The mimbrane had already crept away, hurrying as best it could toward its destination. When it reached the booth on the farthest side of the cantina, it didn't need to climb up to the table. A greasy, black-nailed hand reached down and picked it up.
"Fat little thing, ain't it?" Vol Hamame had once been a member of Big Gizz's swoop gang. They had had a parting of the ways, and not an amicable one. Since then, Hamame had found other employment, equally criminal. But a little more profitable. In a lot of ways, life had improved since he had been able to get away from Spiker, Gizz's obnoxious second in command. "Looks like the Q'nithian seat it over here, all stuffed with information."
"What else?" Hamame's partner was equally villainous- looking; the mucus-lined pleats of his nasopharynx fluttered wetly with each breath. "That's what these things are for." The mimbrane's tiny legs wriggled futilely as Phedroi flipped it onto its glistening back.
"Let's see what it's got for us."
Only one of the Q'nithian system's moons had its own atmosphere; it was there, on deeply creviced fault lines, grinding constantly against each other from the tidal pull of the moon's captor planet, that the thick clusters of the mimbrane creatures grew and multiplied like the shelf fungi found on arboreal worlds. They lived on acoustic energy, absorbing sound vibrations and incorporating them layer by layer into their own simple bodies. Millennia of seismic shifts and groans were recorded in the oldest mimbranes, buried beneath the weight of their overlapping offspring and grown into undulating masses big enough to wrap around an Imperial cruiser like a shining blanket.
Small, fresh mimbranes had more practical uses. They were the perfect eavesdropping device, recording into their gelatinous fibers any sounds that struck the tympanic cells in which the creatures were sheathed.
Being totally organic, they couldn't be detected by the usual antibugging sweep devices.
Hamame's jag-edged fingertip pressed down on the bulging center of the mimbrane. The stored energy converted back into sound.

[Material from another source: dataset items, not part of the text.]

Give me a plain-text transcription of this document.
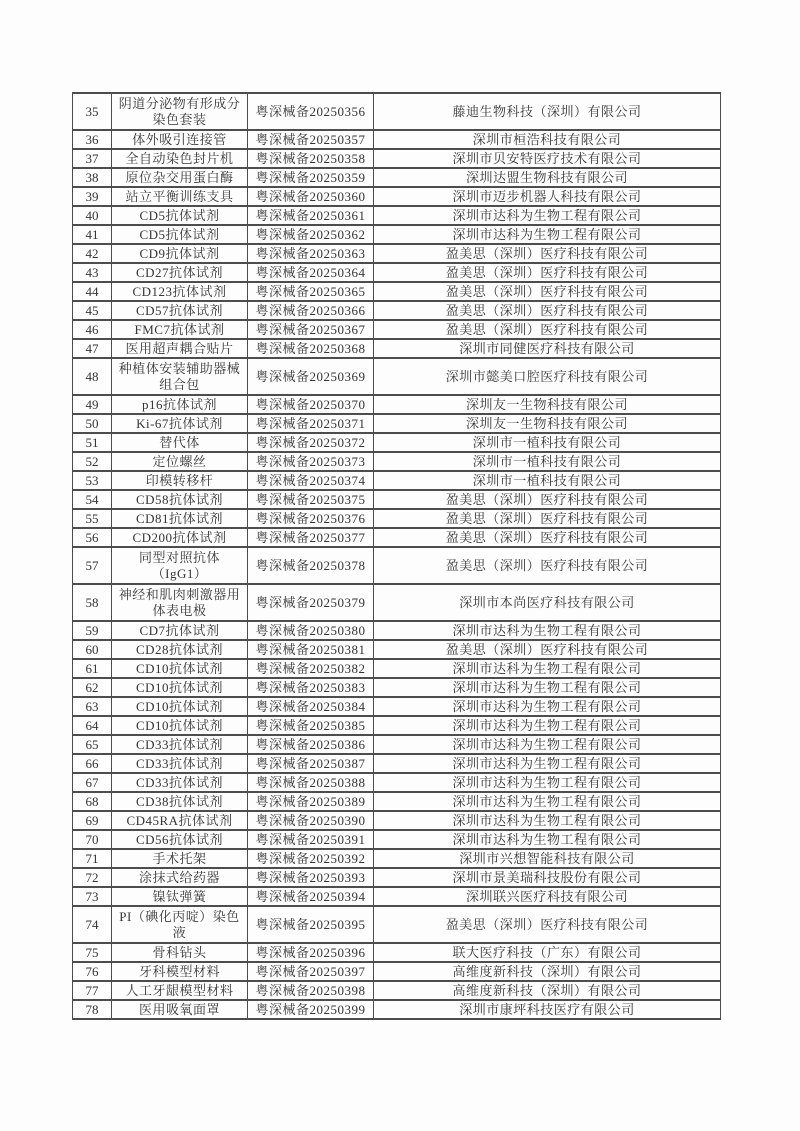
35	阴道分泌物有形成分染色套装	粤深械备20250356	藤迪生物科技（深圳）有限公司
36	体外吸引连接管	粤深械备20250357	深圳市桓浩科技有限公司
37	全自动染色封片机	粤深械备20250358	深圳市贝安特医疗技术有限公司
38	原位杂交用蛋白酶	粤深械备20250359	深圳达盟生物科技有限公司
39	站立平衡训练支具	粤深械备20250360	深圳市迈步机器人科技有限公司
40	CD5抗体试剂	粤深械备20250361	深圳市达科为生物工程有限公司
41	CD5抗体试剂	粤深械备20250362	深圳市达科为生物工程有限公司
42	CD9抗体试剂	粤深械备20250363	盈美思（深圳）医疗科技有限公司
43	CD27抗体试剂	粤深械备20250364	盈美思（深圳）医疗科技有限公司
44	CD123抗体试剂	粤深械备20250365	盈美思（深圳）医疗科技有限公司
45	CD57抗体试剂	粤深械备20250366	盈美思（深圳）医疗科技有限公司
46	FMC7抗体试剂	粤深械备20250367	盈美思（深圳）医疗科技有限公司
47	医用超声耦合贴片	粤深械备20250368	深圳市同健医疗科技有限公司
48	种植体安装辅助器械组合包	粤深械备20250369	深圳市懿美口腔医疗科技有限公司
49	p16抗体试剂	粤深械备20250370	深圳友一生物科技有限公司
50	Ki-67抗体试剂	粤深械备20250371	深圳友一生物科技有限公司
51	替代体	粤深械备20250372	深圳市一植科技有限公司
52	定位螺丝	粤深械备20250373	深圳市一植科技有限公司
53	印模转移杆	粤深械备20250374	深圳市一植科技有限公司
54	CD58抗体试剂	粤深械备20250375	盈美思（深圳）医疗科技有限公司
55	CD81抗体试剂	粤深械备20250376	盈美思（深圳）医疗科技有限公司
56	CD200抗体试剂	粤深械备20250377	盈美思（深圳）医疗科技有限公司
57	同型对照抗体（IgG1）	粤深械备20250378	盈美思（深圳）医疗科技有限公司
58	神经和肌肉刺激器用体表电极	粤深械备20250379	深圳市本尚医疗科技有限公司
59	CD7抗体试剂	粤深械备20250380	深圳市达科为生物工程有限公司
60	CD28抗体试剂	粤深械备20250381	盈美思（深圳）医疗科技有限公司
61	CD10抗体试剂	粤深械备20250382	深圳市达科为生物工程有限公司
62	CD10抗体试剂	粤深械备20250383	深圳市达科为生物工程有限公司
63	CD10抗体试剂	粤深械备20250384	深圳市达科为生物工程有限公司
64	CD10抗体试剂	粤深械备20250385	深圳市达科为生物工程有限公司
65	CD33抗体试剂	粤深械备20250386	深圳市达科为生物工程有限公司
66	CD33抗体试剂	粤深械备20250387	深圳市达科为生物工程有限公司
67	CD33抗体试剂	粤深械备20250388	深圳市达科为生物工程有限公司
68	CD38抗体试剂	粤深械备20250389	深圳市达科为生物工程有限公司
69	CD45RA抗体试剂	粤深械备20250390	深圳市达科为生物工程有限公司
70	CD56抗体试剂	粤深械备20250391	深圳市达科为生物工程有限公司
71	手术托架	粤深械备20250392	深圳市兴想智能科技有限公司
72	涂抹式给药器	粤深械备20250393	深圳市景美瑞科技股份有限公司
73	镍钛弹簧	粤深械备20250394	深圳联兴医疗科技有限公司
74	PI（碘化丙啶）染色液	粤深械备20250395	盈美思（深圳）医疗科技有限公司
75	骨科钻头	粤深械备20250396	联大医疗科技（广东）有限公司
76	牙科模型材料	粤深械备20250397	高维度新科技（深圳）有限公司
77	人工牙龈模型材料	粤深械备20250398	高维度新科技（深圳）有限公司
78	医用吸氧面罩	粤深械备20250399	深圳市康坪科技医疗有限公司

"I heard you mention poor Santhananan's name." The Q'nithian's familiar squawk spoke the words. "He met a sad demise, I'm afraid."
"That's right." Phedroi gave a smirking nod. "You had us murder him for you."
"Shut up," said Hamame. "Let's hear the rest." He prodded the mimbrane again.
"Yeah, I'm sure it was tragic." The mimbrane emitted Dengar's recorded voice. "What I want to know is, did anybody pick up on his business?"
The two thugs listened to all of the deal that had gone down between Dengar and the Q'nithian. "Now, that's interesting." Hamame leaned back on his side of the booth. "That Q'nithian is a sneaky type, but he's earned his keep with this bit." On the table between him and Phedroi, the mimbrane was now perfectly flat, all the stored acoustic energy drained from its cells. "So Boba Fett's still alive."
"That's one tough barve." Phedroi gave an admiring shake of his head, the coarse and dirty ringlets of his beard scraping across his tunic collar. "You just can't kill him. If falling down a Sarlacc won't do the trick, then what will?"
Hamame reached inside his jacket and pulled out his blaster. He pointed the muzzle up toward the cantina's ceiling. "This will."